L'accession au Top 14 s'est jouée de manière absolument incroyable : aux tirs au but ! Un événement rarissime dans le monde du rugby, qui a ajouté une dimension dramatique supplémentaire à la rivalité déjà intense entre les deux frères ennemis du Pays basque, Biarritz et Bayonne. Ce samedi, au stade Aguiléra, le Biarritz Olympique a triomphé au terme d'un suspense insoutenable, grâce à un coup de pied décisif de son capitaine et troisième ligne, Steffon Armitage.

« C’est tout un peuple qui remonte en Top 14, et on est heureux pour ça. Ils vont vivre de belles journées l’année prochaine », a déclaré l’entraîneur de Biarritz, Nicolas Nadau, au micro de Canal +. L'ambiance était électrique, digne du monde d'avant, avec plus de 5000 spectateurs passionnés dans les tribunes d'Aguiléra. Le terrain a été envahi par une marée rouge et blanche, célébrant une journée historique pour le BO, qui retrouve le Top 14 après sept années de purgatoire, tout comme Perpignan. L’Aviron bayonnais, quant à lui, retourne en Pro D2.

« Je suis un peu sous le choc, a réagi Yannick Bru, l’entraîneur bayonnais. Aucune équipe n’a réellement pris l’ascendant, donc c’est devenu un match cadenassé. La dimension psychologique a étouffé ensuite le jeu. J’ai des regrets sur cette fin de match. Le résultat est sec, froid et dur pour le projet Aviron bayonnais ».
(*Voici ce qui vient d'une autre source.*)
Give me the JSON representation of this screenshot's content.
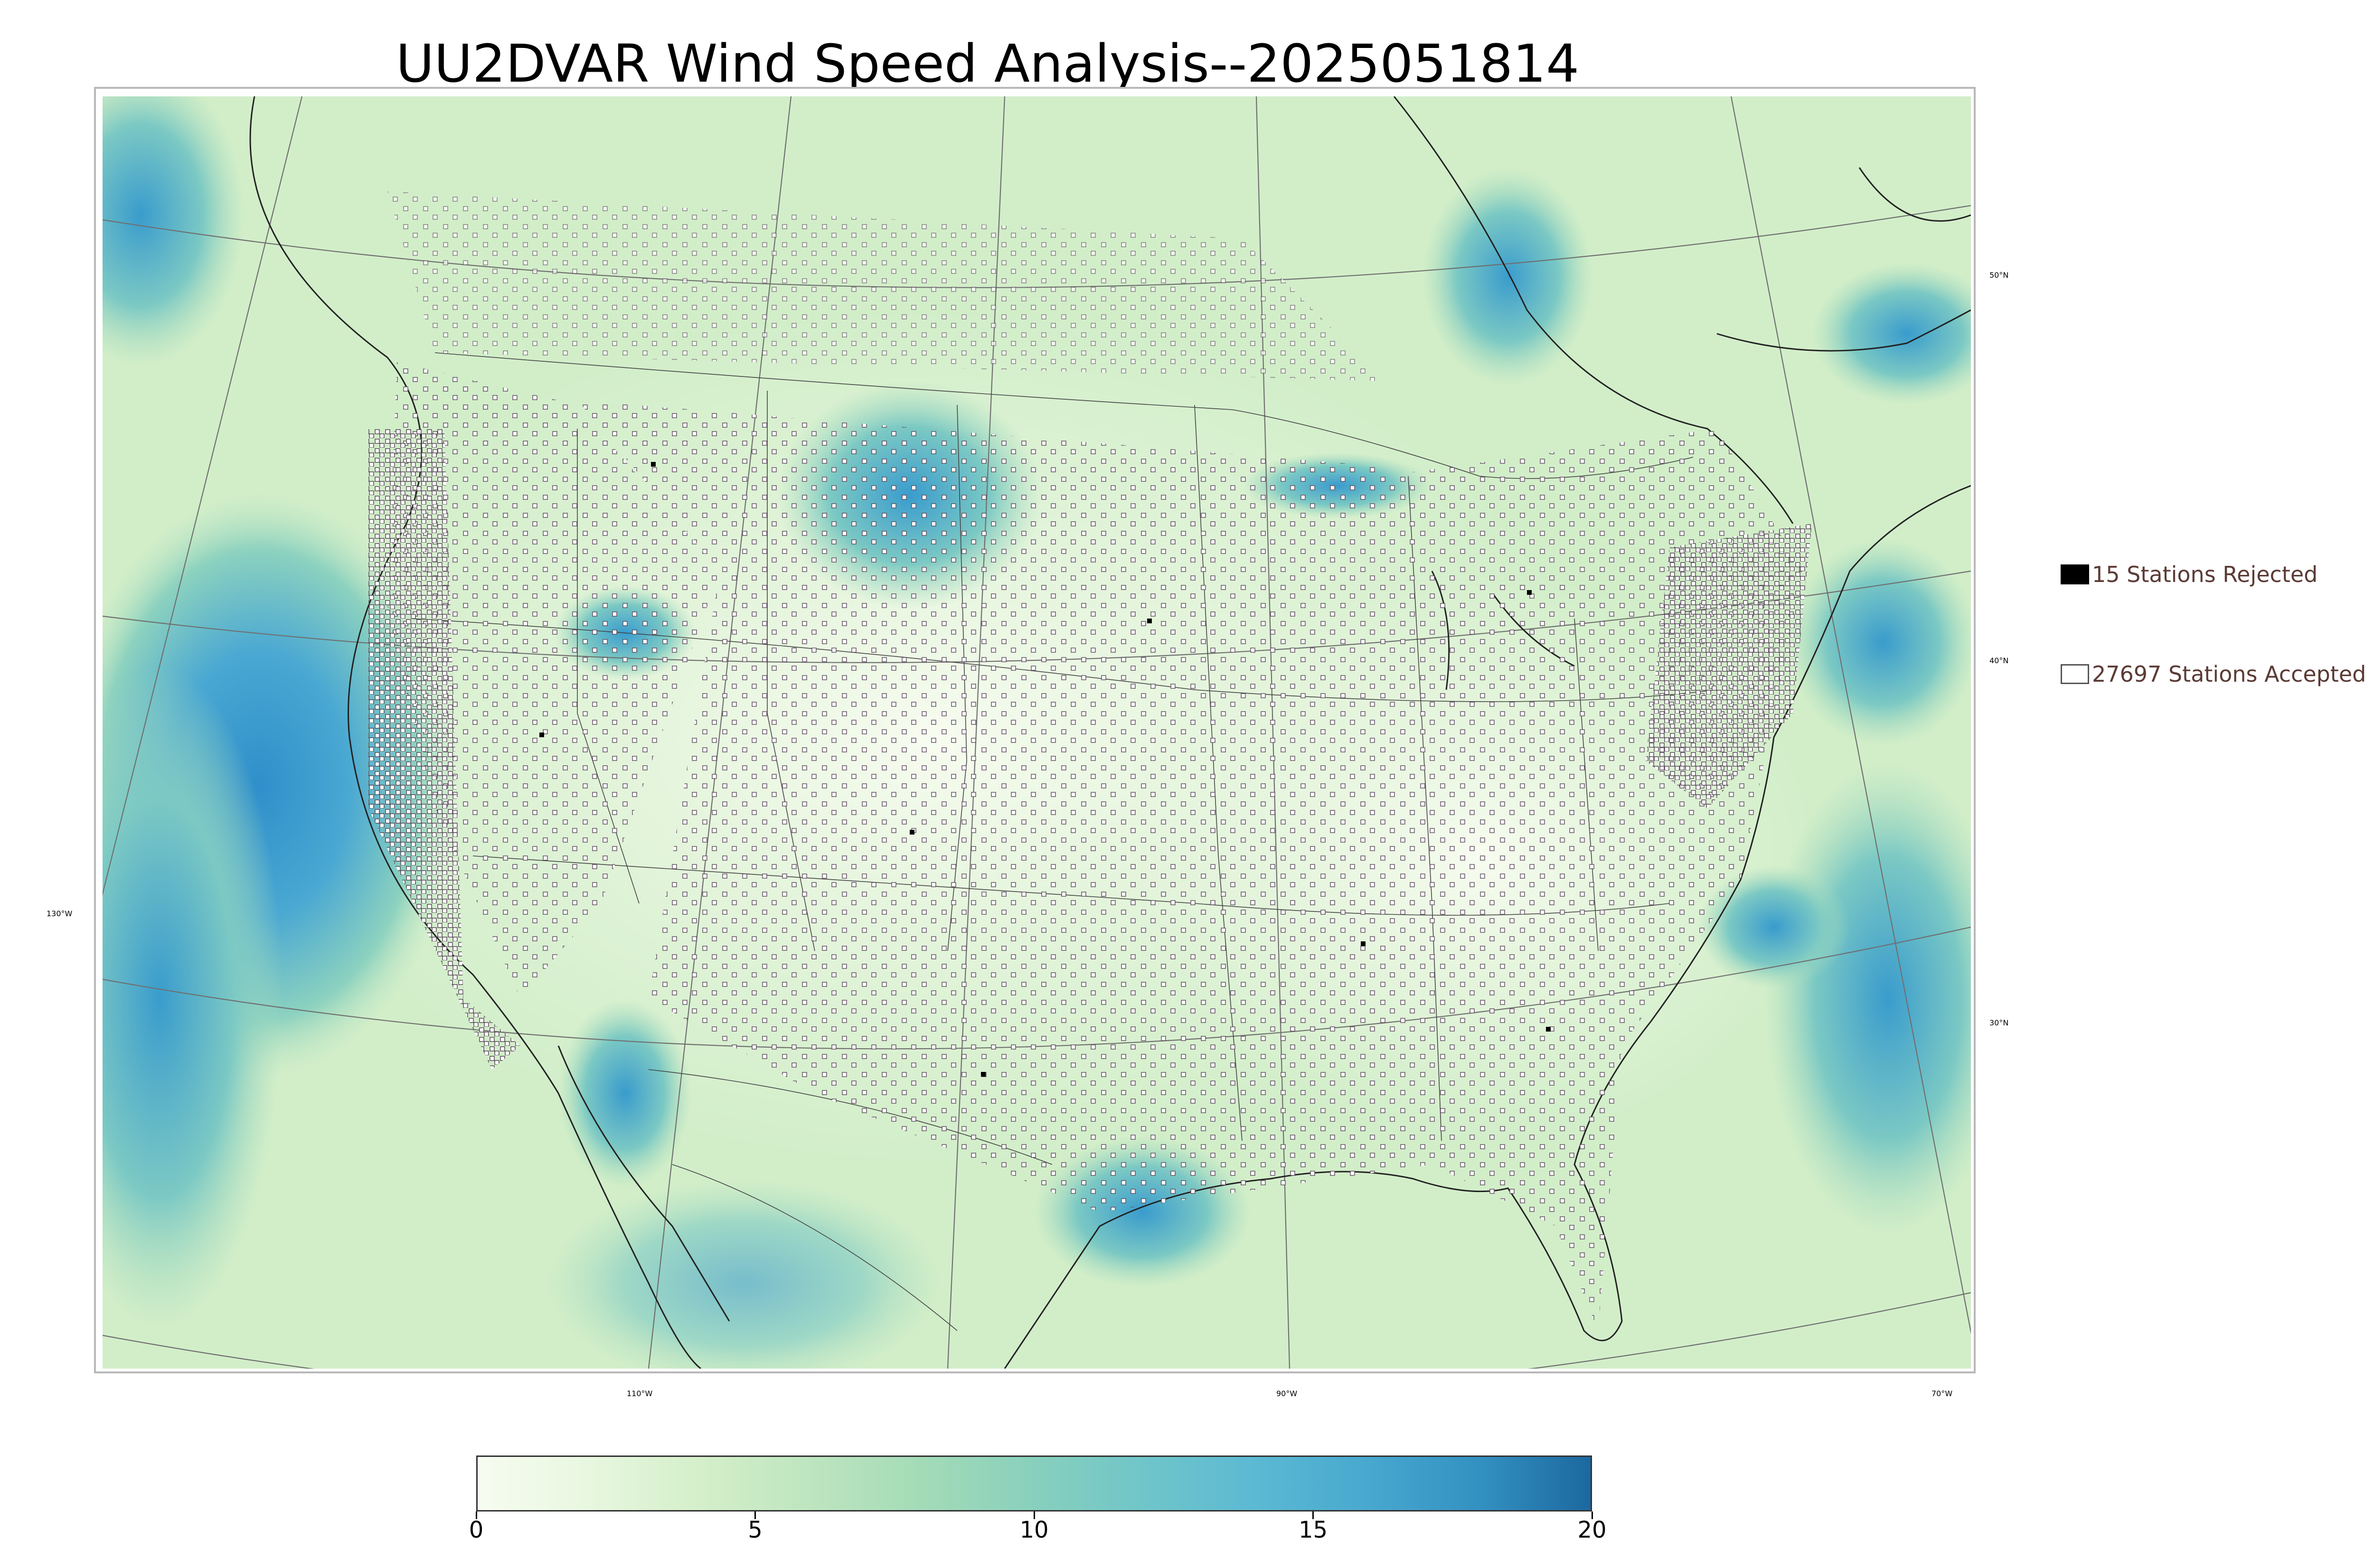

Un match âpre et ultra-intense

Avant ce dénouement exceptionnel, le match a été serré, tendu et avare en envolées lyriques. Le combat annoncé a été à la hauteur des attentes, avec des plaquages dévastateurs, un engagement féroce dans les rucks et une contestation acharnée sur chaque ballon, en touche comme en mêlée. Le derby explosif entre Biarritz et Bayonne a tenu ses promesses, avec en jeu une place en Top 14 pour le vainqueur et une relégation en Pro D2 pour le vaincu.

Les Biarrots ont impressionné par leur détermination. Jouant crânement leur chance sur chaque ballon, à l'image de leur talonneur Peyresblanques, révélation de la saison, les pensionnaires de Pro D2 n'avaient rien à perdre. Cet engagement supplémentaire a été récompensé par les premiers points du match, les seuls de la première période : une pénalité de l'ouvreur Gilles Bosch (32e), entré en jeu dès la 16e minute pour remplacer Ilian Perraux, blessé. Les blessures ont d'ailleurs été nombreuses dans ce combat acharné entre les deux clubs basques.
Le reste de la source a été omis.